Douglas Cartland

Personal information
- Nationality: United States
- Born: 20 July 1914 Greensboro, North Carolina
- Died: 29 July 2002 (aged 88)

Medal record
Representing United States
World Table Tennis Championships
| Bronze medal – third place | 1949 | Men's Doubles |
| Bronze medal – third place | 1949 | Men's Team |
| Bronze medal – third place | 1952 | Men's Doubles |

= Douglas Cartland (table tennis) =

American table tennis player (1914–2002)

Edwin Douglas Cartland (July 20, 1914 - July 29, 2002) was a male United States international table tennis player.

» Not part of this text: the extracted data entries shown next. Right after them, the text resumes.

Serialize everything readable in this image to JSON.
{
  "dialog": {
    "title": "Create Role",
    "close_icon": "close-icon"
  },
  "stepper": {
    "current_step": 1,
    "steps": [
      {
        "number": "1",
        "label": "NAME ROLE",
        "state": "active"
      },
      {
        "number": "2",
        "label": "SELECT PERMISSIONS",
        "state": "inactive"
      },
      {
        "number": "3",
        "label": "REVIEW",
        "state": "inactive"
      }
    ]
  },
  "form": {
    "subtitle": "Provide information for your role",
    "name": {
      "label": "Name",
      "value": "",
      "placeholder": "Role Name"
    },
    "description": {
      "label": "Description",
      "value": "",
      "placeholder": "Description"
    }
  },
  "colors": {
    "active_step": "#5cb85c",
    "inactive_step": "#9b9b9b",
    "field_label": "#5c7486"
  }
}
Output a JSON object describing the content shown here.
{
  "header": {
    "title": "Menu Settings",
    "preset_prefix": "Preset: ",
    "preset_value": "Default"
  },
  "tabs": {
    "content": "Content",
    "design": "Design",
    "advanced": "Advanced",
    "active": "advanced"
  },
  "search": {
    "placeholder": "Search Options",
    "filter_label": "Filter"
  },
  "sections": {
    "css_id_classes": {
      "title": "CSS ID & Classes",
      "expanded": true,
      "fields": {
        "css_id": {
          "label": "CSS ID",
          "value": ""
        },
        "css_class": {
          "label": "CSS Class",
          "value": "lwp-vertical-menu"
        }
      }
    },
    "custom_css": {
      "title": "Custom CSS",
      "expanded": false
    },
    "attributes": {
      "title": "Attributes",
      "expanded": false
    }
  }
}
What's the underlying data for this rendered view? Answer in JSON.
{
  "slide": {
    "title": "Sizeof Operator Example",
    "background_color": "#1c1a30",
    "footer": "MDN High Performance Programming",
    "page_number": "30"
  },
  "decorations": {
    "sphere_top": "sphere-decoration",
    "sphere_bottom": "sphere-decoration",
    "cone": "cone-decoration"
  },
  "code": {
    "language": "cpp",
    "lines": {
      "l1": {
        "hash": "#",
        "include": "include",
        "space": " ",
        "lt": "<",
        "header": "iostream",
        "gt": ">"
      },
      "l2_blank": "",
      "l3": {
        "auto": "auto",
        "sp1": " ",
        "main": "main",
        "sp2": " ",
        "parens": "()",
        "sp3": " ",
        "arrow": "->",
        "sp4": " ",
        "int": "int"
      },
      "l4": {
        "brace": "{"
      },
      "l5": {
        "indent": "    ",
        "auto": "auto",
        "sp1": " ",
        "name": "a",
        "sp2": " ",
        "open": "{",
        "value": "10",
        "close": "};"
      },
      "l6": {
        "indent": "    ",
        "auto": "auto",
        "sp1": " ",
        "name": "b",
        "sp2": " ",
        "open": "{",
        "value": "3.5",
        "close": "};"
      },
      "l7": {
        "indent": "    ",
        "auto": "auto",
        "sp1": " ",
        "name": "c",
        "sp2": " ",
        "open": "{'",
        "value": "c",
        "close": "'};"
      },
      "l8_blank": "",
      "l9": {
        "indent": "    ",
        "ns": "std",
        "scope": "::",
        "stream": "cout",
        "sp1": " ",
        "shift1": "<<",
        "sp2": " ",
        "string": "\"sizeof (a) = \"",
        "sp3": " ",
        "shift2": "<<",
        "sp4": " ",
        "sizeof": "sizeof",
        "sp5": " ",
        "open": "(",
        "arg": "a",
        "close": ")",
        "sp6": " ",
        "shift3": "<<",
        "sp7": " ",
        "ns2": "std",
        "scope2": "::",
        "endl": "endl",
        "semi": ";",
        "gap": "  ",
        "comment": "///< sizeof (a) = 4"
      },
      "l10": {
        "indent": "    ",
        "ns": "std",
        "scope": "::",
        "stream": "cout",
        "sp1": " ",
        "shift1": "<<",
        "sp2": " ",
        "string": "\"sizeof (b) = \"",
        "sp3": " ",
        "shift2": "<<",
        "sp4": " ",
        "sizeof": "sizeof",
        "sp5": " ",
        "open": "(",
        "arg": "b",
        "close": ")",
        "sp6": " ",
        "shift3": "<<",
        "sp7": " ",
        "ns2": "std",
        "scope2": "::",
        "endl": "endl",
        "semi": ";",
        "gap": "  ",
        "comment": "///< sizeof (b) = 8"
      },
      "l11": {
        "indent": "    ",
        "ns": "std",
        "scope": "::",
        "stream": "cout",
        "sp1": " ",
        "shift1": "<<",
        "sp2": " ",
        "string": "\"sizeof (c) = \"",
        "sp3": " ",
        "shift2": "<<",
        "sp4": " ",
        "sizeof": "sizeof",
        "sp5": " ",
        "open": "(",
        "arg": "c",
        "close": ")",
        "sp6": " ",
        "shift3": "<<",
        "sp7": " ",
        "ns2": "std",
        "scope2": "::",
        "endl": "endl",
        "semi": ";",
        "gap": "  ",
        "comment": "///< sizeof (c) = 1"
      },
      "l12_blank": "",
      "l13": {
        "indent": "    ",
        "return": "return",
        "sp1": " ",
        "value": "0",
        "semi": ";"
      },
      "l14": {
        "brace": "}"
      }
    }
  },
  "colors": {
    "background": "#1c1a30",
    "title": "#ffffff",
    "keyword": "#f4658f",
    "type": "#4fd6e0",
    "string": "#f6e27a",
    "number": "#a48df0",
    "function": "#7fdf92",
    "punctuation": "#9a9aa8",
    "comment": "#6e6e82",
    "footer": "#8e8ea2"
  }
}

He won three bronze medals at the World Table Tennis Championships; two at the 1949 World Table Tennis Championships in the men's team and in the men's doubles with Dick Miles. His third bronze came in 1952 at the 1952 World Table Tennis Championships in the men's doubles with Marty Reisman.

After Cartland and Reisman received a bronze medal, they spent months playing matches in Asia in order to raise funds to travel back to Japan and get a rematch.

He was inducted into the US Table Tennis Hall of Fame in 1984 and in 1953 the Barnes Sports Library published his book called 'Table Tennis Illustrated'.